When:
Thursday, February 15, 2024
4:00 PM - 5:30 PM CT
Where: Crowe Hall, 1132, 1860 Campus Drive, Evanston, IL 60208 map it
Audience: Faculty/Staff - Student - Public - Post Docs/Docs - Graduate Students
Contact:
Phil Hoskins
(847) 491-3864
Group: Comparative Literary Studies
Category: Academic
A Tale of Two Endymions: Affective Imperialism in the Romances of Keats and Galib
Alongside the physical encounters between the British and Ottoman states in the late eighteenth and early nineteenth centuries there existed a mutual poetic tendency to imagine imperial sovereignty in its affect, as an immaterial power which was rather chased after than enforced upon the subject.
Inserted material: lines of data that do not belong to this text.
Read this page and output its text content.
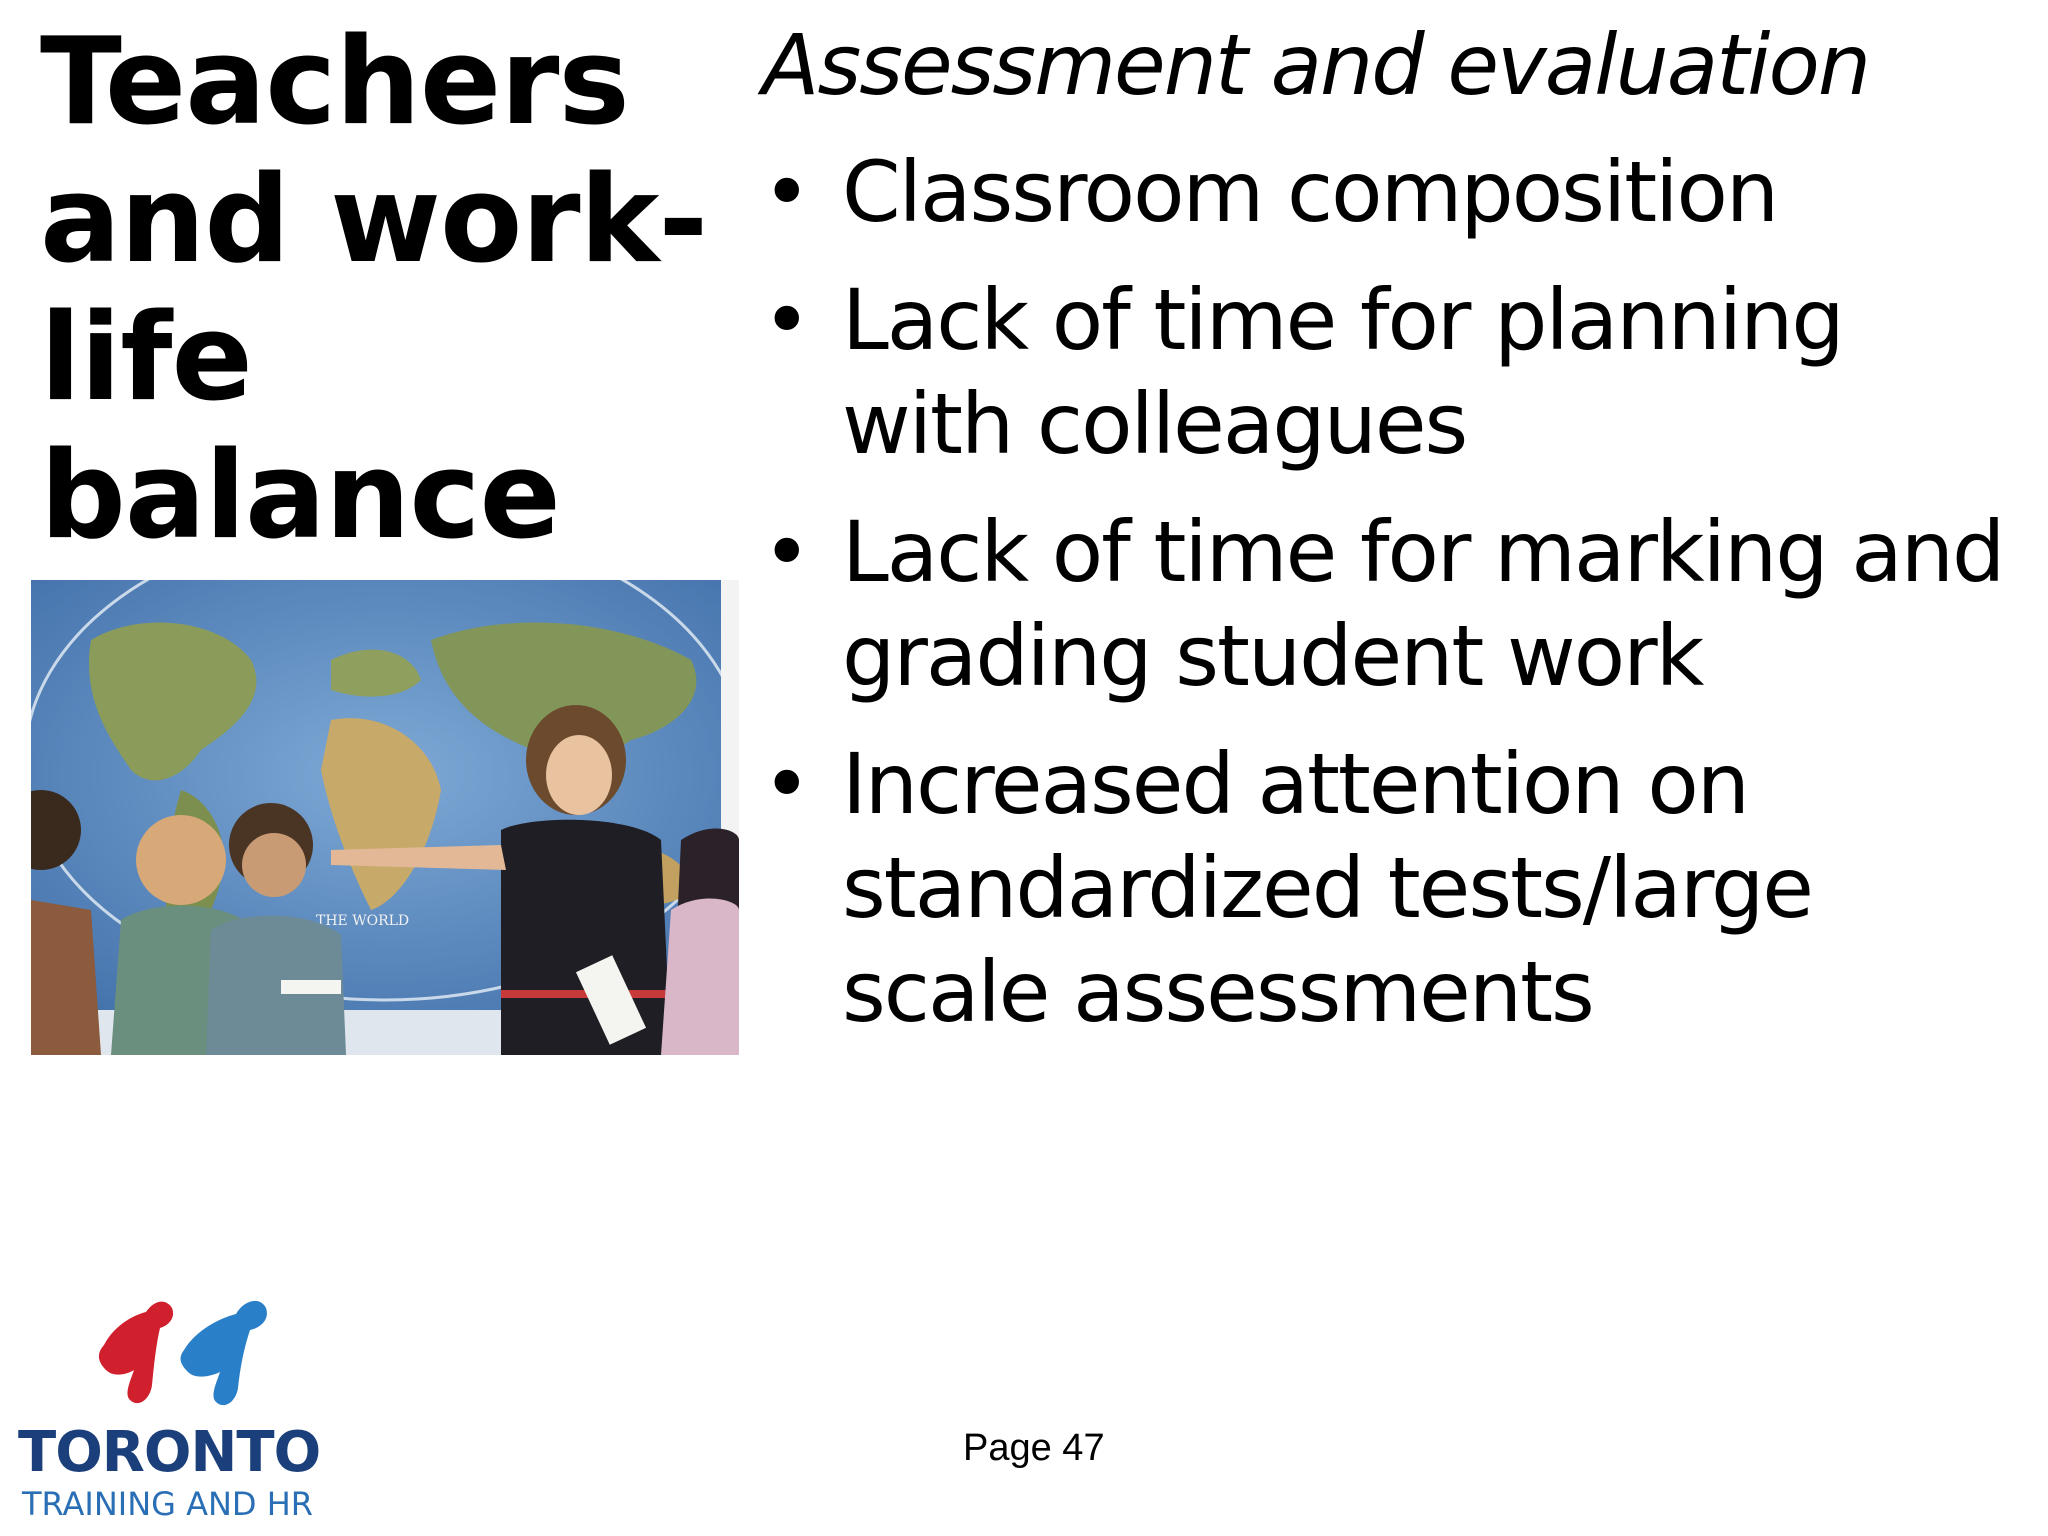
Teachers
and work-
life balance

THE WORLD
Assessment and evaluation
• Classroom composition
• Lack of time for planning with colleagues
• Lack of time for marking and grading student work
• Increased attention on standardized tests/large scale assessments
TORONTO
TRAINING AND HR
Page 47
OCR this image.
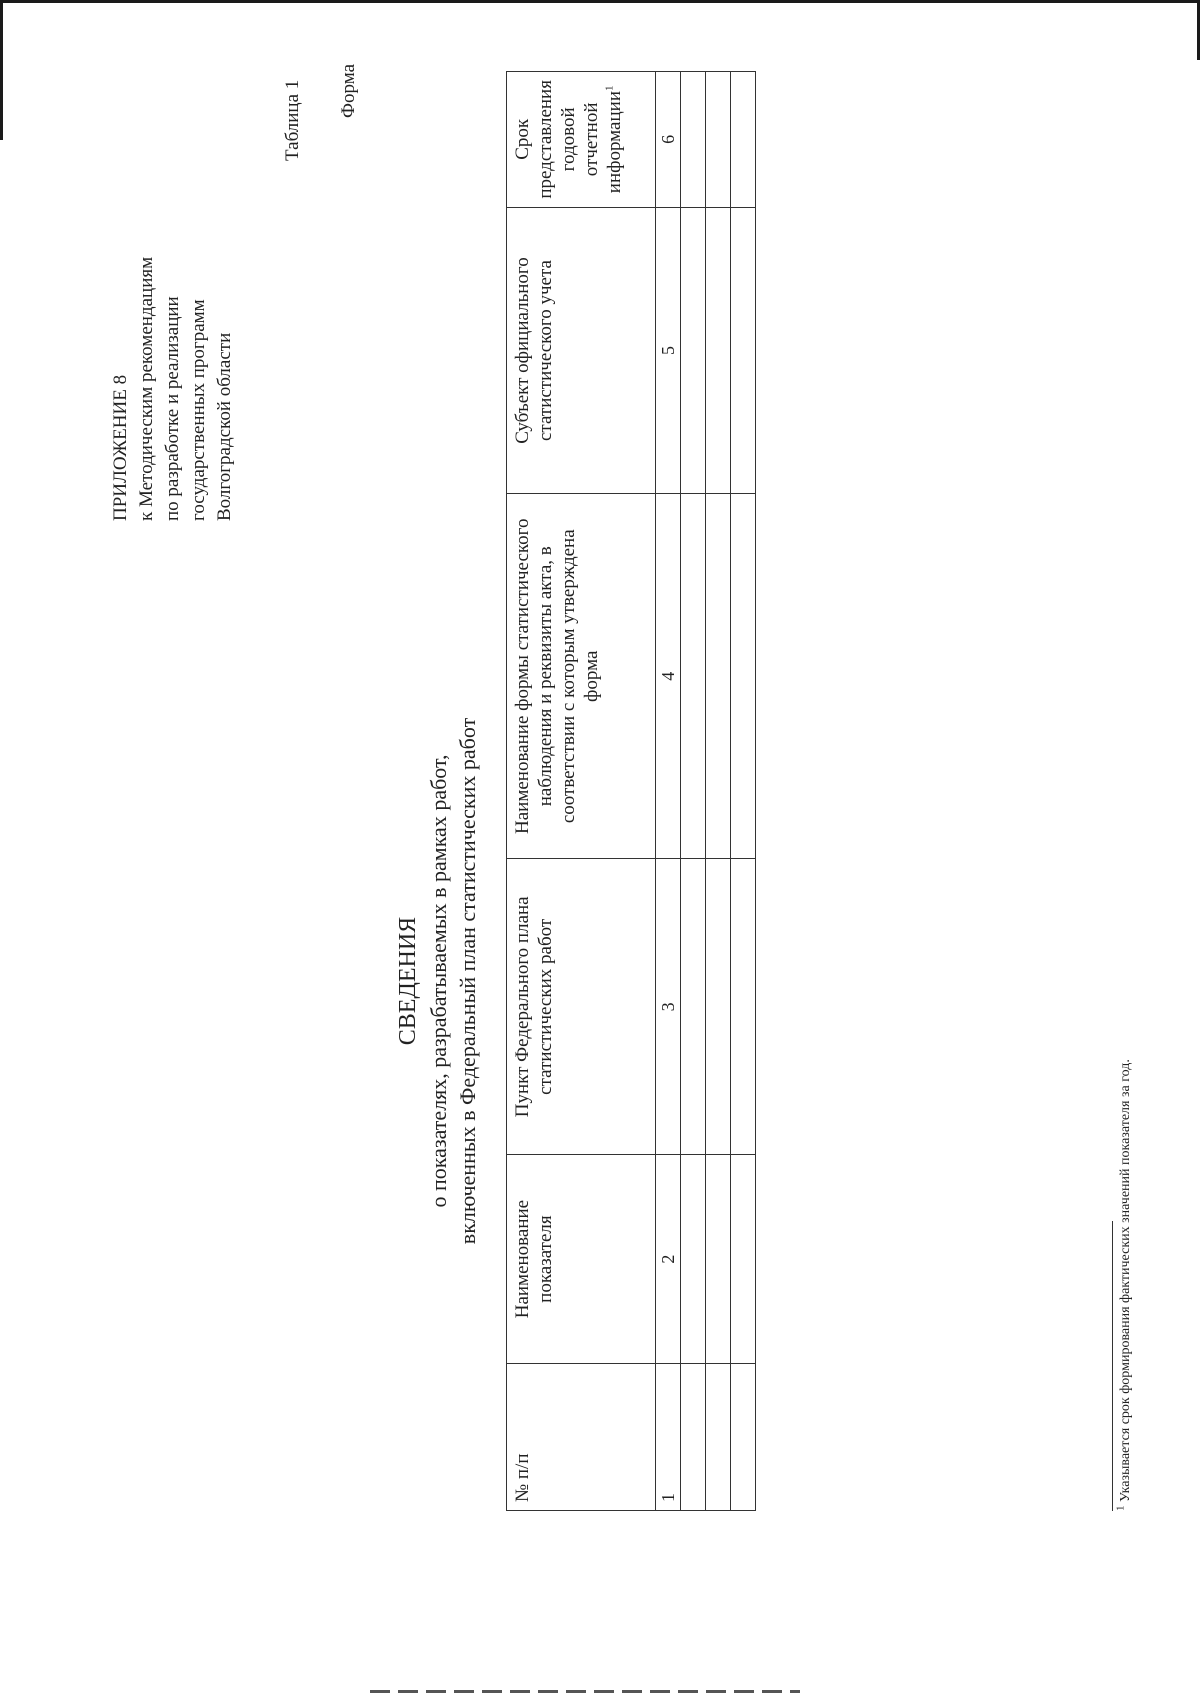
ПРИЛОЖЕНИЕ 8 к Методическим рекомендациям по разработке и реализации государственных программ Волгоградской области
Таблица 1 Форма
СВЕДЕНИЯ о показателях, разрабатываемых в рамках работ, включенных в Федеральный план статистических работ
№ п/п	Наименование показателя	Пункт Федерального плана статистических работ	Наименование формы статистического наблюдения и реквизиты акта, в соответствии с которым утверждена форма	Субъект официального статистического учета	Срок представления годовой отчетной информации$^1$
1	2	3	4	5	6

$^1$ Указывается срок формирования фактических значений показателя за год.
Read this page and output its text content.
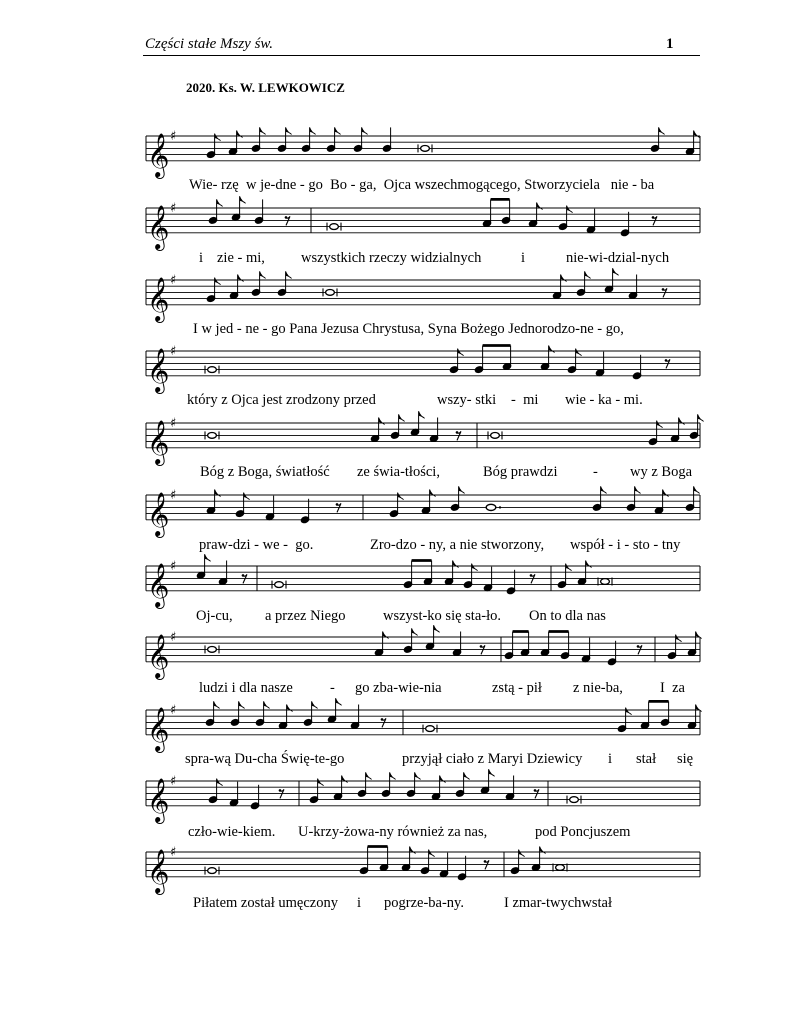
Części stałe Mszy św.	1
2020. Ks. W. LEWKOWICZ
𝄞 ♯
𝄞 ♯
𝄞 ♯
𝄞 ♯
𝄞 ♯
𝄞 ♯
𝄞 ♯
𝄞 ♯
𝄞 ♯
𝄞 ♯
𝄞 ♯
Wie- rzę  w je-dne - go  Bo - ga,  Ojca wszechmogącego, Stworzyciela   nie - ba
i zie - mi, wszystkich rzeczy widzialnych	i	nie-wi-dzial-nych
I w jed - ne - go Pana Jezusa Chrystusa, Syna Bożego Jednorodzo-ne - go,
który z Ojca jest zrodzony przed	wszy- stki -  mi wie - ka - mi.
Bóg z Boga, światłość ze świa-tłości,	Bóg prawdzi - wy z Boga
praw-dzi - we -  go.	Zro-dzo - ny, a nie stworzony, współ - i - sto - tny
Oj-cu, a przez Niego	wszyst-ko się sta-ło. On to dla nas
ludzi i dla nasze	- go zba-wie-nia	zstą - pił z nie-ba,	I  za
spra-wą Du-cha Świę-te-go	przyjął ciało z Maryi Dziewicy i stał się
czło-wie-kiem. U-krzy-żowa-ny również za nas,	pod Poncjuszem
Piłatem został umęczony i pogrze-ba-ny.	I zmar-twychwstał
The histories of the two empires, as such, were interconnected not only diplomatically and geopolitically but also imaginarily, which this talk unpacks by reading the poems of Keats and Şeyh Galib comparatively. My comparisons between “Endymion” and Hüsn ü Aşk spotlight another layer in the historical terrain of Anglo-Ottoman relations, not an alternative story of imperiality: they complement the ways in which the inter-imperial negotiations of power are historicized by unearthing their affective infrastructures. Comparing the poetry of Galib and Keats by attending to their literary-cultural points of intersection and poetic similitudes hence establishes the comparability of the imaginaries of sovereignty that percolated through both empires historically.